Veja abaixo as fotos de ambulâncias de três cidades do interior (Santa Helena e Pinheiro na Baixada Maranhense, e Chapadinha, na região do Baixo Parnaíba) estacionadas em frente ao Hospital Materno Infantil de São Luís e tinham acabado de deixar crianças doentes no local.



Ambulâncias que transportaram crianças doentes que poderiam ter sido atendidas no Socorrão da Baixada, em Pinheiro




Ambulância que transportou criança doente que poderia ter sido atendida em Chpadinha se ela tivesse serviço médico de média complexidade


Essas fotos foram tiradas pelo fotógrafo da Assessoria de Comunicação do Hospital Universitário Presidente Dutra, de São Luís, em um período de apenas uma hora que dá a idéia exata do drama cotidiano da procissão de ambulâncias pelo Maranhão, fato que o governador cassado, Jackson Lago, sempre criticou em sua vida pública.

E o pior é que esta superlotação dos hospitais públicos da capital maranhense sejam eles federais, estaduais ou, principalmente, os dois socorrões municipais de São Luís, acontece em todo o lugar.

Até os cinco “socorrinhos” de São Luís que antes registravam pouca procura, já também estão ficando superlotados.

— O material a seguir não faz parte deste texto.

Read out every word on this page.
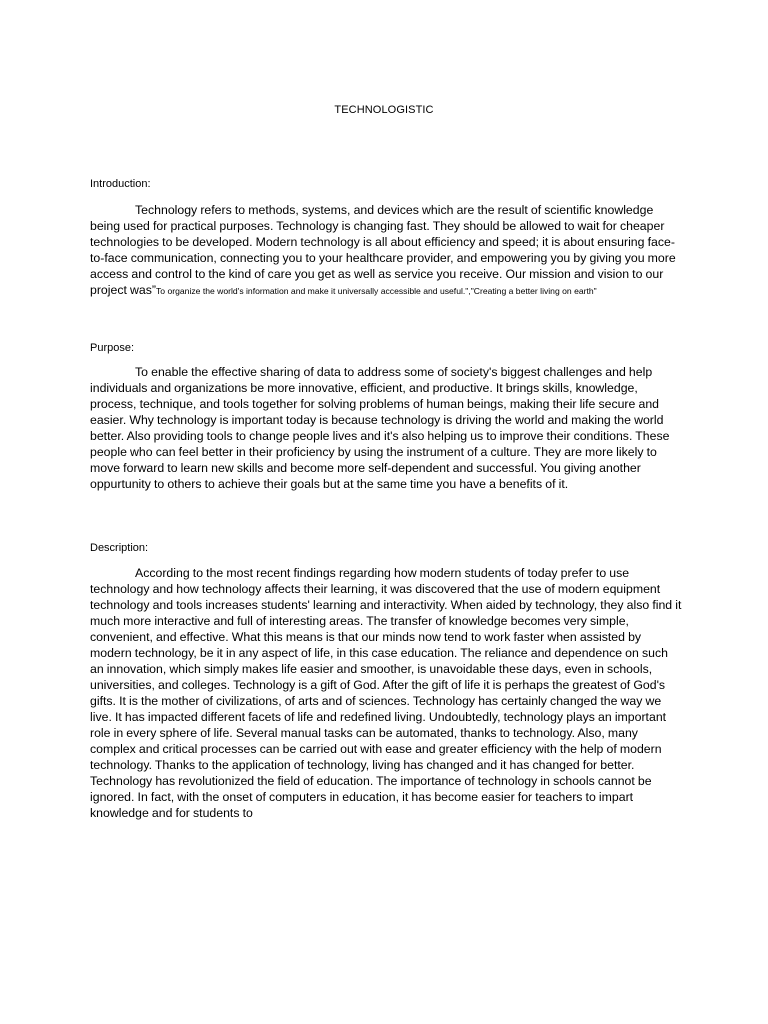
TECHNOLOGISTIC
Introduction:

Technology refers to methods, systems, and devices which are the result of scientific knowledge being used for practical purposes. Technology is changing fast. They should be allowed to wait for cheaper technologies to be developed. Modern technology is all about efficiency and speed; it is about ensuring face-to-face communication, connecting you to your healthcare provider, and empowering you by giving you more access and control to the kind of care you get as well as service you receive. Our mission and vision to our project was”To organize the world's information and make it universally accessible and useful.","Creating a better living on earth"

Purpose:

To enable the effective sharing of data to address some of society's biggest challenges and help individuals and organizations be more innovative, efficient, and productive. It brings skills, knowledge, process, technique, and tools together for solving problems of human beings, making their life secure and easier. Why technology is important today is because technology is driving the world and making the world better. Also providing tools to change people lives and it's also helping us to improve their conditions. These people who can feel better in their proficiency by using the instrument of a culture. They are more likely to move forward to learn new skills and become more self-dependent and successful. You giving another oppurtunity to others to achieve their goals but at the same time you have a benefits of it.

Description:

According to the most recent findings regarding how modern students of today prefer to use technology and how technology affects their learning, it was discovered that the use of modern equipment technology and tools increases students' learning and interactivity. When aided by technology, they also find it much more interactive and full of interesting areas. The transfer of knowledge becomes very simple, convenient, and effective. What this means is that our minds now tend to work faster when assisted by modern technology, be it in any aspect of life, in this case education. The reliance and dependence on such an innovation, which simply makes life easier and smoother, is unavoidable these days, even in schools, universities, and colleges. Technology is a gift of God. After the gift of life it is perhaps the greatest of God's gifts. It is the mother of civilizations, of arts and of sciences. Technology has certainly changed the way we live. It has impacted different facets of life and redefined living. Undoubtedly, technology plays an important role in every sphere of life. Several manual tasks can be automated, thanks to technology. Also, many complex and critical processes can be carried out with ease and greater efficiency with the help of modern technology. Thanks to the application of technology, living has changed and it has changed for better. Technology has revolutionized the field of education. The importance of technology in schools cannot be ignored. In fact, with the onset of computers in education, it has become easier for teachers to impart knowledge and for students to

A culpa desta situação, que só tende a se agravar é da política de saúde irresponsável adotada a partir da segunda quinzena de abril de 2009, quando a biônica Roseana Sarney assumiu o governo e nomeou seu cunhado, Ricardo Murad para secretário de Saúde.

A dupla Sarney&Murad desmontou todo o trabalho realizado por Jackson Lago em dois anos, que estava começando a reorganizar o sistema de saúde pública do Estado.

Para começar foram seqüestrados quase R$ 152 milhões (ver matéria anterior do blog, postada hoje) depositados nas contas bancárias, que tinham sido liberados por Jackson para o setor da saúde de dezenas de municípios, através de convênios.

Esse dinheiro foi liberado por Jackson para a compra de ambulâncias para 55 municípios (R$ 10,1 milhões); aquisição de equipamentos para 28 municípios (R$ 18,5 milhões); para construir novos hospitais e reformar e ampliar hospitais já existentes em 30 municípios (R$ 45 milhões); para obras de saneamento básico em 56 municípios (R$ 58,5 milhões); e para financiar ações de saúde em 26 municípios (R$ 19,7 milhões).

Com esse dinheiro seriam iniciadas ainda em 2009 a construção do Socorrão de Imperatriz (R$ 21 milhões) e o da Baixada Maranhense, em Pinheiro (R$ 10 milhões), que deveriam estar sendo inaugurados agora, no 1.° semestre de 2010.

Os Socorrões de Pedreiras e de Balsas deveriam iniciar obras agora no começo de 2010 e com previsão de entrega das duas unidades para o 1.° semestre de 2011.

Além dos novos Socorrões, o governo Jackson estava aumentando o investimento para financiar o aumento da qualidade e da quantidade dos serviços básicos e de média complexidade de saúde oferecidos em hospitais, centros e postos de saúde já existentes de cidades pólo como Porto Franco, Estreito, Caxias, Coroatá, Chapadinha, Açailândia, Santa Inês e Bacabal entre outras.

Todos esses novos Socorrões (Pinheiro, Imperatriz, Pedreiras e Balsas) seriam construídos nos moldes do Socorrão de Presidente Dutra.

Construído e entregue por Jackson, aquele Socorrão mantém serviços de clínica médica, pediatria, cardiologia, traumo-ortopedia, cirurgia geral, neurocirurgia.

Dotado de um moderno centro cirúrgico que possibilita a realização de até quatro operações simultâneas, o Socorrão de Presidente Dutra tem 100 leitos, 12 vagas na UTI e área construída de 5.317 metros quadrados. Conta ainda com equipamentos modernos de última geração como raios-X, tomografia computadorizada e ultra-som.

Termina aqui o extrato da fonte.